Acts of Legacy at Tate Britain

  • Kristen Kreider (Contributor)

Activity: OtherPublic engagement, outreach and knowledge exchange - Festival/exhibition

Description

In October we took part of a Late at Tate programme entitled Acts of Legacy. We were invited by Fiona Templeton, who asked us to devise a component for her piece Bodies of Memory. Of her curated event, Fiona writes: Performance burns up in its very performing and is gone. Its legacy may rely on the act of remembering. For Bodies of Memory, Tate Britain is inhabited by the collective recollections of many past performances, performed and spoken in passing fragments, rising and disappearing like memory itself.

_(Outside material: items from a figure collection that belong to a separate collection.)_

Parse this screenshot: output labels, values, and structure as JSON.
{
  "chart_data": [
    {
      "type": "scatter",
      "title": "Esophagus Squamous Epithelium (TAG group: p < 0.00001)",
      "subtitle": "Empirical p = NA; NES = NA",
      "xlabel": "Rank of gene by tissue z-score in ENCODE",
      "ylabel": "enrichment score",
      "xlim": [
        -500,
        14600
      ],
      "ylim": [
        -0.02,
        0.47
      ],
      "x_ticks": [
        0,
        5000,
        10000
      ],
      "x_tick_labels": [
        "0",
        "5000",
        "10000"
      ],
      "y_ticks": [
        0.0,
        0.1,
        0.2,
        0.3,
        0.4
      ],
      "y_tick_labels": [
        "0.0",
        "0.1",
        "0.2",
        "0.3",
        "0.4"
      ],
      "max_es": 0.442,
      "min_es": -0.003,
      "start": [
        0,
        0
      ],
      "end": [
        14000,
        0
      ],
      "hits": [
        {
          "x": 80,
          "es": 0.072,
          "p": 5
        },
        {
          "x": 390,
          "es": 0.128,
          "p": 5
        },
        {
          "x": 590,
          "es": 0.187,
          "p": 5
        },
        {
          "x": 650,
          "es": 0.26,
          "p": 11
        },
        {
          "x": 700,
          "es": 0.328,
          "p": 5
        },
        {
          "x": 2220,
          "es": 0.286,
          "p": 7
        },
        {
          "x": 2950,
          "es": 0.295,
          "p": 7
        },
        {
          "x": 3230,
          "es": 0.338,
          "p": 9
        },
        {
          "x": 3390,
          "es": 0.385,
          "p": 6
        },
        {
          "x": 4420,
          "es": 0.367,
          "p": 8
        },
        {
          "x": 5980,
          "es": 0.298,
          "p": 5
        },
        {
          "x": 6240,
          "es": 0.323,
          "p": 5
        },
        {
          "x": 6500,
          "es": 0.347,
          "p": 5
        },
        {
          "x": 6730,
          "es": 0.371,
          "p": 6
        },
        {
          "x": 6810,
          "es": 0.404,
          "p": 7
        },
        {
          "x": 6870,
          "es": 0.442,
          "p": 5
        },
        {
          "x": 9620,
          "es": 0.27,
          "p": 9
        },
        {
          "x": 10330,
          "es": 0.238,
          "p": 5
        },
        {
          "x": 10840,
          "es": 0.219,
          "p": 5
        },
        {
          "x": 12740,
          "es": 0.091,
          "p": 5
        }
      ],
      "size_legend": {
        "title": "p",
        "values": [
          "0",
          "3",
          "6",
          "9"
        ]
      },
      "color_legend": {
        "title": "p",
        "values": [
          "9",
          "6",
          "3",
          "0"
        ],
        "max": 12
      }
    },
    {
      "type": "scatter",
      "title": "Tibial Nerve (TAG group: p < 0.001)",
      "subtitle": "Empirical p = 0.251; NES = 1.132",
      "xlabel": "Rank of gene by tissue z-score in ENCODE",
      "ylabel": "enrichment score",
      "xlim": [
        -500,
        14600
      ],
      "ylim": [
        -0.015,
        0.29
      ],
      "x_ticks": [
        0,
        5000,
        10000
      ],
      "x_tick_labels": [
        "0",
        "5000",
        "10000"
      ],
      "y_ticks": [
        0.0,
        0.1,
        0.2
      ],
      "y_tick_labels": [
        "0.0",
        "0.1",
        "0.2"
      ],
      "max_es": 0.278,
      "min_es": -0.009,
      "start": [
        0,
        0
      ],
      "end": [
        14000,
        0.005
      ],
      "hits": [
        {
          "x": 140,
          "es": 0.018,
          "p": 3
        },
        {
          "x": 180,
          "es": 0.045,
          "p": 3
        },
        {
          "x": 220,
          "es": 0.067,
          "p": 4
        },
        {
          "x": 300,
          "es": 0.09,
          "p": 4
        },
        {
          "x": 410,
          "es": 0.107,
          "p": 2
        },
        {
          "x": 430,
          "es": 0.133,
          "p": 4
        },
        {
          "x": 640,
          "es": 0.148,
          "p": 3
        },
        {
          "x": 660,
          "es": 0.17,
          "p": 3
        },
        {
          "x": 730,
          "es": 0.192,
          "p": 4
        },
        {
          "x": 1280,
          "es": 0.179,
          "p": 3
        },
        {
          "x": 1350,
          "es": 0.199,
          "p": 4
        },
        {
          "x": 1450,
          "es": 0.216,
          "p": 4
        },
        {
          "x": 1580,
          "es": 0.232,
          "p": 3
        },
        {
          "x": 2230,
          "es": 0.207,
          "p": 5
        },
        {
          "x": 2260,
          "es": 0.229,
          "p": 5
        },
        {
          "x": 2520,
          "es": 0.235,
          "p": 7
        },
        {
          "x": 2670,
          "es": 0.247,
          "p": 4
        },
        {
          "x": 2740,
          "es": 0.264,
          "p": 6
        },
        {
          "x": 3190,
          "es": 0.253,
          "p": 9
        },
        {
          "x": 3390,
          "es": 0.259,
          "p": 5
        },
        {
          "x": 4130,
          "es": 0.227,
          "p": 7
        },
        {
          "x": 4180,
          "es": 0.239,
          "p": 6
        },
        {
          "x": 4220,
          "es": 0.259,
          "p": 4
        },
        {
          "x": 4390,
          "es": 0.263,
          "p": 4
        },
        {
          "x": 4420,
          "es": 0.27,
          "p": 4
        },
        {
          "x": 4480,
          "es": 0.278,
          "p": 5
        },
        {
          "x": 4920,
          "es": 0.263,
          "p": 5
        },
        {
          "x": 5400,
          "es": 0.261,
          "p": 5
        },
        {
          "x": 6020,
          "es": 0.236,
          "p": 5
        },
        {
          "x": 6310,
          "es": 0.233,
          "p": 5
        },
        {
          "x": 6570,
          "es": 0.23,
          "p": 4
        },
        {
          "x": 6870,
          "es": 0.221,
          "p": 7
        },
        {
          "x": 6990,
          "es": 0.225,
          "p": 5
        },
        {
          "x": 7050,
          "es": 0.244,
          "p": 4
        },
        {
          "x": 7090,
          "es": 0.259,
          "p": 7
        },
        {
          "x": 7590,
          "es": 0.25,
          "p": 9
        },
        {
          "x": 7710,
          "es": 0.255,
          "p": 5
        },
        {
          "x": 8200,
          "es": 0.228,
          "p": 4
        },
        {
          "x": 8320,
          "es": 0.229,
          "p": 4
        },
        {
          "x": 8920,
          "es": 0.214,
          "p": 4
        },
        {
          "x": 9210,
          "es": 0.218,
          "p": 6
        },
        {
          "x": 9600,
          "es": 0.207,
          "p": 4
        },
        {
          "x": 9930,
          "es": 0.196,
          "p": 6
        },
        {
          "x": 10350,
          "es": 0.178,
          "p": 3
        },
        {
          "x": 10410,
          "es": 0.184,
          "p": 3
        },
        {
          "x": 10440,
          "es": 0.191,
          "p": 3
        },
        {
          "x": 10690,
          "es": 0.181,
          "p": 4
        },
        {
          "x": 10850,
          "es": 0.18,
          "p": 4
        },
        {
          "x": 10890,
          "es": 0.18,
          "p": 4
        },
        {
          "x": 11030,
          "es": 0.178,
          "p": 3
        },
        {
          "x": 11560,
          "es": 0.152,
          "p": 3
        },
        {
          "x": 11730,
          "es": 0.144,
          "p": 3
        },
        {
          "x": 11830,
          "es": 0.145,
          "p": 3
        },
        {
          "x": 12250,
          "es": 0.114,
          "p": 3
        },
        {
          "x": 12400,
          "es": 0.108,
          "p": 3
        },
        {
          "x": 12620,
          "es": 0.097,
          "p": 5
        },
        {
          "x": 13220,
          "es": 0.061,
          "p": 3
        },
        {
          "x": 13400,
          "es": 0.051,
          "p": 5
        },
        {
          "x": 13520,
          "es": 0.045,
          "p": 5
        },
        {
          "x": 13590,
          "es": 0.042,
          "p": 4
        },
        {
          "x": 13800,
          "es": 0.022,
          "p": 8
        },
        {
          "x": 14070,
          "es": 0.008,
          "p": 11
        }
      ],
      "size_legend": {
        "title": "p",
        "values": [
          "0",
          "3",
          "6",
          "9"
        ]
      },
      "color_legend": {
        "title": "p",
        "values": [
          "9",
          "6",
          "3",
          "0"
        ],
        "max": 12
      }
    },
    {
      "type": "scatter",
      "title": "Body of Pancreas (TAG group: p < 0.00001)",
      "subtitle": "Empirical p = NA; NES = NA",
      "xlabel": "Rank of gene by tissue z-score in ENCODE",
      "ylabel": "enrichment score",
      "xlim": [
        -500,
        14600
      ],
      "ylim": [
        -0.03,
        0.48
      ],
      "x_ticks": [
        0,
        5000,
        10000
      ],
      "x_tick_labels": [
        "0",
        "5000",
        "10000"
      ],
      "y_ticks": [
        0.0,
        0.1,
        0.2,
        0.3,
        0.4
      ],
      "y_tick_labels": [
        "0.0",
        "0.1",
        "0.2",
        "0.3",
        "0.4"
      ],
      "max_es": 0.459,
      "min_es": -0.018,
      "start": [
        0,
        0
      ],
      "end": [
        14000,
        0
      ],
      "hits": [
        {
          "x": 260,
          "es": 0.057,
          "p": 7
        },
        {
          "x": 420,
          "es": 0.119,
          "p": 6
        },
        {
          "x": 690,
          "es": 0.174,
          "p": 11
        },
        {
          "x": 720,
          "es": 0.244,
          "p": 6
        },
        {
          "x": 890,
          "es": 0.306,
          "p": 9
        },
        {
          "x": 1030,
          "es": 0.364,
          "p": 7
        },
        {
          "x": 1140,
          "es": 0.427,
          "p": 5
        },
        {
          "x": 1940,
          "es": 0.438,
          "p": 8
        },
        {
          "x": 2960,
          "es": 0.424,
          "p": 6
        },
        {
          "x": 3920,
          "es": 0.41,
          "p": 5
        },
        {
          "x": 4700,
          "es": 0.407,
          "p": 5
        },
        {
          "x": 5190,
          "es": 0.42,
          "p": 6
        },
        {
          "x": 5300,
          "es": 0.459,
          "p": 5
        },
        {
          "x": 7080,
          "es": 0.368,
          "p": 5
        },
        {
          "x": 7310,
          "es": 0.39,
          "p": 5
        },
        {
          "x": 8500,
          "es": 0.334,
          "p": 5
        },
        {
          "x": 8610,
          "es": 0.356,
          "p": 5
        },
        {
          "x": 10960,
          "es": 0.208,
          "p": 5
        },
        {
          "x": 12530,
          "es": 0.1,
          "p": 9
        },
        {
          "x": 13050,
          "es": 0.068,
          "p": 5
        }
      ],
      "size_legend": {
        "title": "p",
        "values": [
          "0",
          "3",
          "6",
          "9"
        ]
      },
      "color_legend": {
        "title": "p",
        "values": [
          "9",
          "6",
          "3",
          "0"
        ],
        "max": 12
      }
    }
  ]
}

Its participants are an intergenerational group of performers, artists, writers, curators: people who witnessed something being done. For our component of the piece, we devised a recollection in which we were rocks. As rocks, we signified pebbles in the pocket Samuel Beckett as performed by Bruce Nauman. In this guise, we moved around our allotted space in the Turner galleries in an obsessive pattern. Between walking and being rocks, we performed iconic gestures from performances that we could remember; more specifically, we performed gestures of performances that we could remember through having seen documentation of them on video. We, ourselves, carried a video camera each up our sleeves. The documentation of our performance thus became our very own ‘Rock Video’.